Representative Bill Shuster (R-Pa.), chair of the House Committee on Transportation and Infrastructure, cited the success of ATC since its establishment in 1958 in opening the committee hearing. “However,” he says, “the world has changed since 1958 in numerous ways and it is time to take stock of where we are and where we need to be in decades ahead.”
While the FAA has been slowly moving to the satellite-based NextGen, it is fraught with delays and excessive cost overruns. At the hearing, the Inspector General of the Department of Transportation testified that of the 15 major NextGen projects that were ongoing in 2013, eight included acquisition cost increases amounting to $4.8 billion, and eight experienced delays.
But these costs are not restricted to the FAA spending our tax dollars. Those who use NextGen also will have to ante up.

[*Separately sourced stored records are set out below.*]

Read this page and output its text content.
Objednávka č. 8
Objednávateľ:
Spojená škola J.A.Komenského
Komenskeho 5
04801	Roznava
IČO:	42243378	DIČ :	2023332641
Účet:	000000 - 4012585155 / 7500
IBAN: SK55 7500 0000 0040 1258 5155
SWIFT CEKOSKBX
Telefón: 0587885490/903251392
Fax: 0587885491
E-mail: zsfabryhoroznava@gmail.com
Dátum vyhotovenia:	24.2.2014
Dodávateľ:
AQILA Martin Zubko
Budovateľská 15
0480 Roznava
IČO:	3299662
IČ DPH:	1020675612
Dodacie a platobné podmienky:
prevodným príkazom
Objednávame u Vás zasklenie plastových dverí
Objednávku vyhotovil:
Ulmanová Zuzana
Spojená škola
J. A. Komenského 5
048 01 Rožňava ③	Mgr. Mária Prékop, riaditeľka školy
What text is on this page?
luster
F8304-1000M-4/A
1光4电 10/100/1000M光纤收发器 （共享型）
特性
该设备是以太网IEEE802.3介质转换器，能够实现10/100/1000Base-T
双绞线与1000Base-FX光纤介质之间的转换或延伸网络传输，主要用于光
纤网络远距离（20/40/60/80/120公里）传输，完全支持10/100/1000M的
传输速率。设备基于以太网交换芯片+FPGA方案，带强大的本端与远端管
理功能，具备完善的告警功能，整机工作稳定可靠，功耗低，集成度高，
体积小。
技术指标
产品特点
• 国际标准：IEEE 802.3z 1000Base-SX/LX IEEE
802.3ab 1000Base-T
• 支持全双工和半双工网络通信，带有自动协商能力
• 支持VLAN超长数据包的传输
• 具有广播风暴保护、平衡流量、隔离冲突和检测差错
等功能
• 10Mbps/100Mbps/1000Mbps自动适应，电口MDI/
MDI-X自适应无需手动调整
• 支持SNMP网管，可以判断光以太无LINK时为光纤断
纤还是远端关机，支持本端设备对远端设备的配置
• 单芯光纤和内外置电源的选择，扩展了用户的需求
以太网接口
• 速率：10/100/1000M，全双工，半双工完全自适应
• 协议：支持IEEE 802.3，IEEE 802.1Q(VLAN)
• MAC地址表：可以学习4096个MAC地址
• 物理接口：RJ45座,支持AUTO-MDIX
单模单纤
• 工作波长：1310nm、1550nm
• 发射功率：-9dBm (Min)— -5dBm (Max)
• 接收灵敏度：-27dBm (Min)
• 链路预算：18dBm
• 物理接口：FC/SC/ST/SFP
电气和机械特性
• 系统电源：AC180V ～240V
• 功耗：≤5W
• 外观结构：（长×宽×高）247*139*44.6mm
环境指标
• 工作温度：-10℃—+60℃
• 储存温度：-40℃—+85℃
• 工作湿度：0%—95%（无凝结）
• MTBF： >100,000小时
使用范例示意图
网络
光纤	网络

FAA officials estimate it will cost all airspace users — commercial and general aviation — $4 billion to equip for ADS-B Out, onboard avionics that broadcast flight information to controllers and other equipped aircraft.
And pilots who fly in the busiest airspace face a mandate from the FAA to have the ADS-B equipment installed by Jan. 1, 2020.
Mark Baker, president and CEO of the Aircraft Owners and Pilots Association (AOPA), said the ADS-B mandate is “too expensive and threatens to ground or limit the use of general aviation aircraft.”
He noted that more than 81,000 of the 188,000 certified piston-powered aircraft on the FAA registry are worth $40,000 or less, and these aircraft have a weighted average value of $25,800. The minimum cost of $5,000 to install the required ADS-B Out equipment is beyond the reach of many aircraft owners, he told the committee.
For the first five years of controlled flight, all flying was what is now called general aviation. But general aviation today is facing a challenging environment that threatens to seriously compromise its economic contributions and long-term viability, Baker continued. Over the past decade, the private pilot population has declined at a rate of more than 6,000 pilots per year. The number of new single-engine piston-powered aircraft being produced in the United States has fallen from 14,398 in 1978 to just 674 in 2013, he added.
Baker said that what is needed is an FAA that can keep pace with and enable the cost-effective and streamlined adoption of new technology, such as electronic flight displays, digital autopilots, and advanced engine monitoring to enhance safety and keep GA competitive.
“The regulatory and certification processes used today may have been needed 30 or 40 years ago, but they simply cannot keep pace with today’s rapid changes and improvements in technology,” Baker told the committee. “Changing these processes in ways that lower costs, reduce bureaucracy and improve safety will help grow general aviation. These should be our collective goals.”
More committee meetings will be held over the upcoming months to develop the reauthorization bill, which funds all FAA programs.